The effect is peculiar and disturbing. It is as if it enacts a delusion: the error of mistaking the appearance of things for their essence, surface for substance. It's also a bit like finding fragments of a lost civilisation in the jungle. We can imagine ourselves as being subject to this cruel-looking regime of care, and then remember that we are in fact subject to it, that beneath the veneer of technology, flesh and blood remains the same.

As if to emphasise this, the show's final room features a group of bodily organs on a vastly enlarged scale, ingeniously fabricated from earth and wood, hanging from the ceiling.
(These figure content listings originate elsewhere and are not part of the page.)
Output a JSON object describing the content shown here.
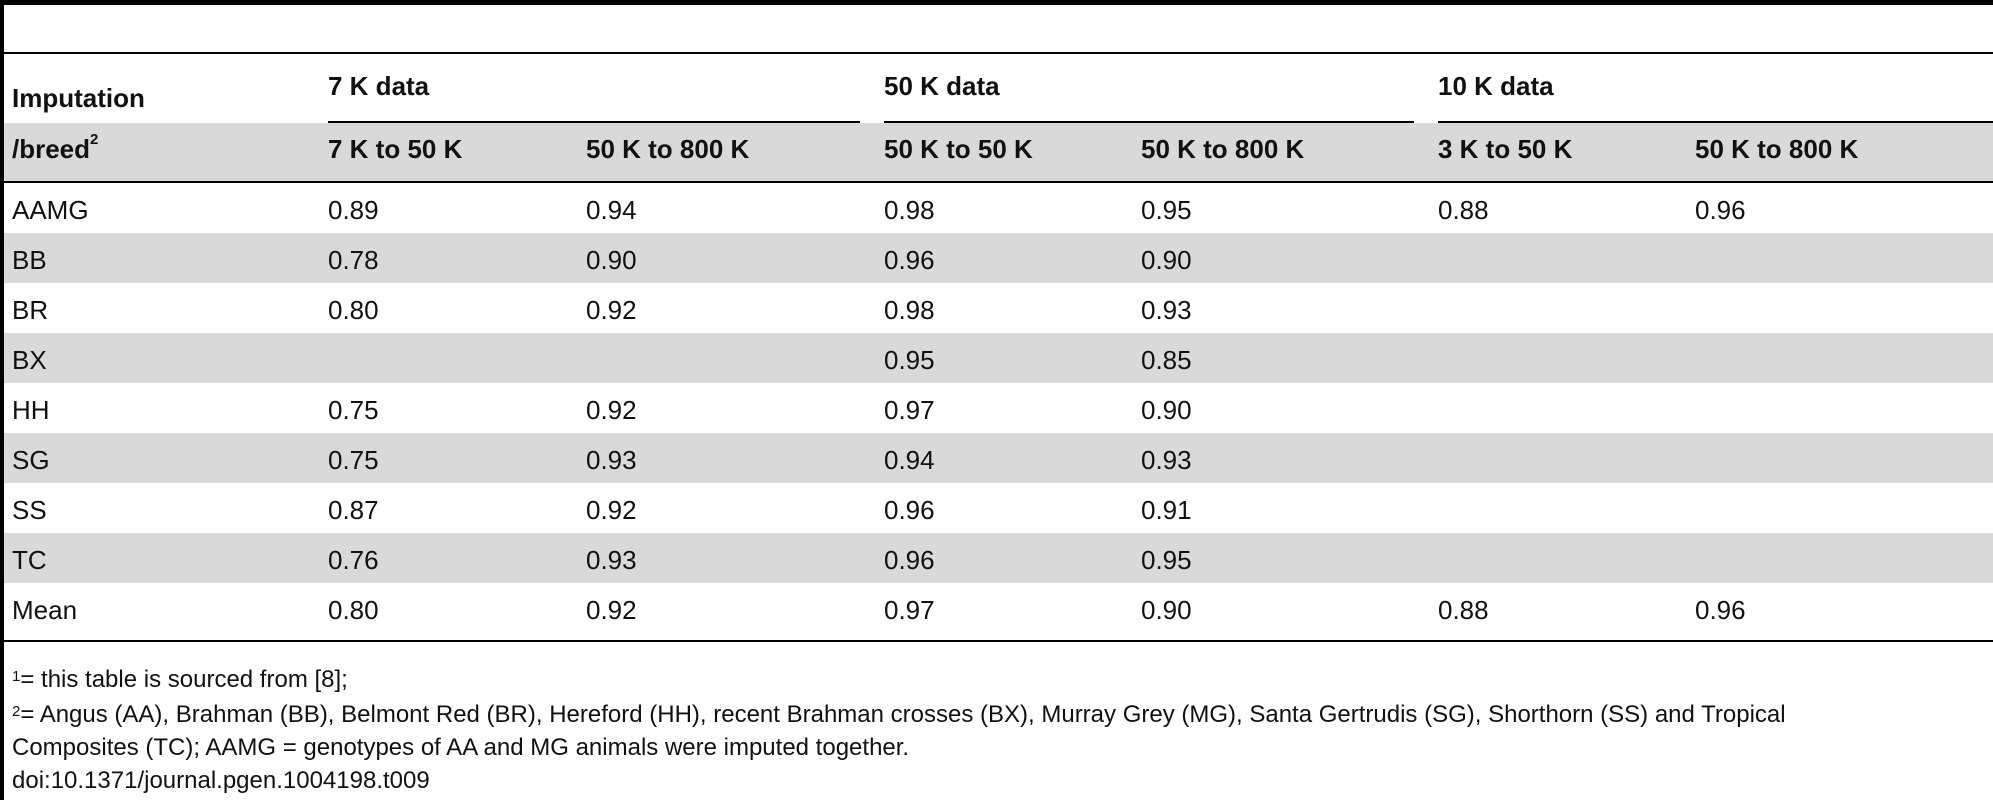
{
  "table": {
    "group_headers": [
      "7 K data",
      "50 K data",
      "10 K data"
    ],
    "stub_header_line1": "Imputation",
    "stub_header_line2": "/breed",
    "stub_header_sup": "2",
    "sub_headers": [
      "7 K to 50 K",
      "50 K to 800 K",
      "50 K to 50 K",
      "50 K to 800 K",
      "3 K to 50 K",
      "50 K to 800 K"
    ],
    "rows": [
      {
        "breed": "AAMG",
        "values": [
          "0.89",
          "0.94",
          "0.98",
          "0.95",
          "0.88",
          "0.96"
        ]
      },
      {
        "breed": "BB",
        "values": [
          "0.78",
          "0.90",
          "0.96",
          "0.90",
          "",
          ""
        ]
      },
      {
        "breed": "BR",
        "values": [
          "0.80",
          "0.92",
          "0.98",
          "0.93",
          "",
          ""
        ]
      },
      {
        "breed": "BX",
        "values": [
          "",
          "",
          "0.95",
          "0.85",
          "",
          ""
        ]
      },
      {
        "breed": "HH",
        "values": [
          "0.75",
          "0.92",
          "0.97",
          "0.90",
          "",
          ""
        ]
      },
      {
        "breed": "SG",
        "values": [
          "0.75",
          "0.93",
          "0.94",
          "0.93",
          "",
          ""
        ]
      },
      {
        "breed": "SS",
        "values": [
          "0.87",
          "0.92",
          "0.96",
          "0.91",
          "",
          ""
        ]
      },
      {
        "breed": "TC",
        "values": [
          "0.76",
          "0.93",
          "0.96",
          "0.95",
          "",
          ""
        ]
      },
      {
        "breed": "Mean",
        "values": [
          "0.80",
          "0.92",
          "0.97",
          "0.90",
          "0.88",
          "0.96"
        ]
      }
    ]
  },
  "footnotes": {
    "note1_sup": "1",
    "note1_text": "= this table is sourced from [8];",
    "note2_sup": "2",
    "note2_line1": "= Angus (AA), Brahman (BB), Belmont Red (BR), Hereford (HH), recent Brahman crosses (BX), Murray Grey (MG), Santa Gertrudis (SG), Shorthorn (SS) and Tropical",
    "note2_line2": "Composites (TC); AAMG = genotypes of AA and MG animals were imputed together.",
    "doi": "doi:10.1371/journal.pgen.1004198.t009"
  },
  "colors": {
    "shade": "#d9d9d9",
    "rule": "#000000"
  }
}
Memorable stuff.

The Model also features a small though fascinating show Yeats & Synge: In the Congested Districts, documenting Jack B Yeats and John Millington Synge's tour of the "Congested Districts" of Mayo and Connemara, the poorest parts of Ireland, for a series of illustrated articles in the Manchester Guardian in 1905. Emer McGarry, who curated the show, has gathered together a number of Yeats's original illustrations together with their printed versions, complete with Synge's articles, and several of Yeats's sketchbooks (often tiny little notebooks), which take the form of meticulous, brilliantly observed visual diaries.
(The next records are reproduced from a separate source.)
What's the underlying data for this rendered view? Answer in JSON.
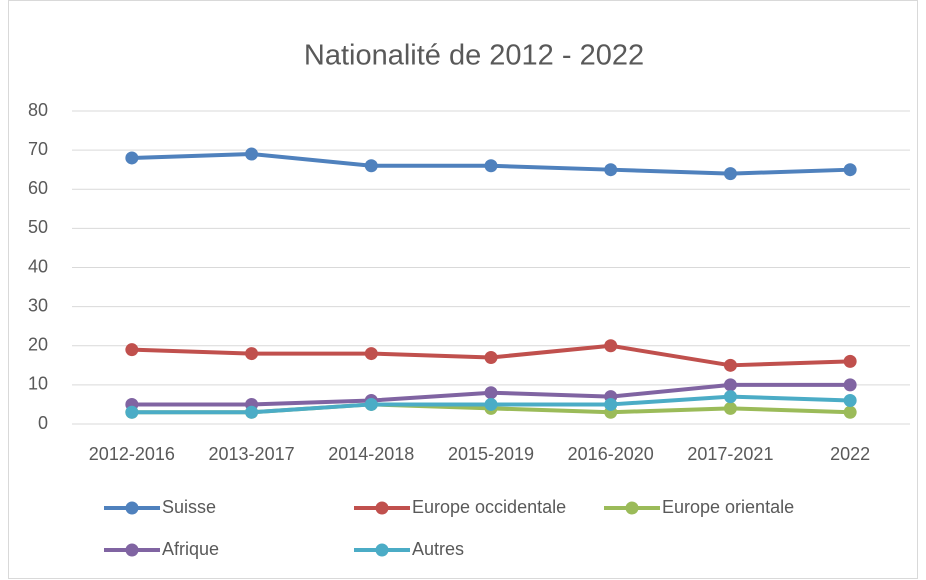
{
  "chart_data": {
    "type": "line",
    "title": "Nationalité de 2012 - 2022",
    "categories": [
      "2012-2016",
      "2013-2017",
      "2014-2018",
      "2015-2019",
      "2016-2020",
      "2017-2021",
      "2022"
    ],
    "series": [
      {
        "name": "Suisse",
        "color": "#4f81bd",
        "values": [
          68,
          69,
          66,
          66,
          65,
          64,
          65
        ]
      },
      {
        "name": "Europe occidentale",
        "color": "#c0504d",
        "values": [
          19,
          18,
          18,
          17,
          20,
          15,
          16
        ]
      },
      {
        "name": "Europe orientale",
        "color": "#9bbb59",
        "values": [
          3,
          3,
          5,
          4,
          3,
          4,
          3
        ]
      },
      {
        "name": "Afrique",
        "color": "#8064a2",
        "values": [
          5,
          5,
          6,
          8,
          7,
          10,
          10
        ]
      },
      {
        "name": "Autres",
        "color": "#4bacc6",
        "values": [
          3,
          3,
          5,
          5,
          5,
          7,
          6
        ]
      }
    ],
    "ylim": [
      0,
      80
    ],
    "yticks": [
      0,
      10,
      20,
      30,
      40,
      50,
      60,
      70,
      80
    ],
    "grid": true,
    "legend": "bottom"
  }
}
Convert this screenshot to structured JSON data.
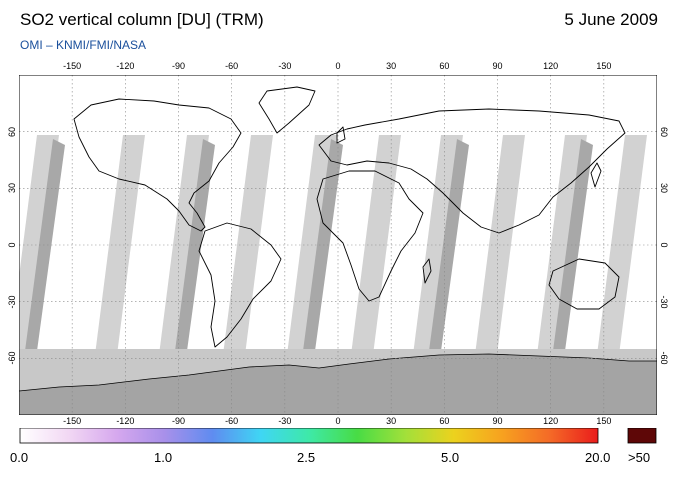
{
  "header": {
    "title": "SO2 vertical column [DU] (TRM)",
    "date": "5 June 2009",
    "subtitle": "OMI  –  KNMI/FMI/NASA"
  },
  "axes": {
    "lon_ticks": [
      "-150",
      "-120",
      "-90",
      "-60",
      "-30",
      "0",
      "30",
      "60",
      "90",
      "120",
      "150"
    ],
    "lat_ticks": [
      "60",
      "30",
      "0",
      "-30",
      "-60"
    ]
  },
  "colorbar": {
    "labels": [
      "0.0",
      "1.0",
      "2.5",
      "5.0",
      "20.0"
    ],
    "overflow_label": ">50",
    "gradient_colors": [
      "#ffffff",
      "#f2d8f4",
      "#d6a8ee",
      "#a890ea",
      "#5f8cf0",
      "#3fd6f4",
      "#3ee9a8",
      "#48dc45",
      "#a2e03a",
      "#ecd21e",
      "#f7a21f",
      "#f46a27",
      "#ea1c1c"
    ],
    "overflow_color": "#5e0707"
  },
  "colors": {
    "land_outline": "#000000",
    "orbit_gap": "#d2d2d2",
    "orbit_overlap": "#a8a8a8",
    "antarctic_band": "#c8c8c8",
    "antarctica": "#a4a4a4"
  }
}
The experience was to resonate in the subsequent work of both artist and writer, most immediately leading to their celebrated collaboration the following year on Synge's The Aran Islands. Yeats was a practised draughtsman, with substantial experience of working for illustrated papers in England, and he had an eye for iconic images. Though, as McGarry points out, Synge's sense of outrage at the political failure and neglect that left so many people in dire straits is not really reflected in Yeats' drawings. He is more interested in character and what might be termed local colour, in capturing a sense of place.

Several of his heroic Western archetypes can be glimpsed in concise form here. It is a gem of a show and it's backed up by a good display from the gallery's substantial collection of works by Yeats and his father, John Butler Yeats. Worth making the effort to see if you are anywhere near Sligo.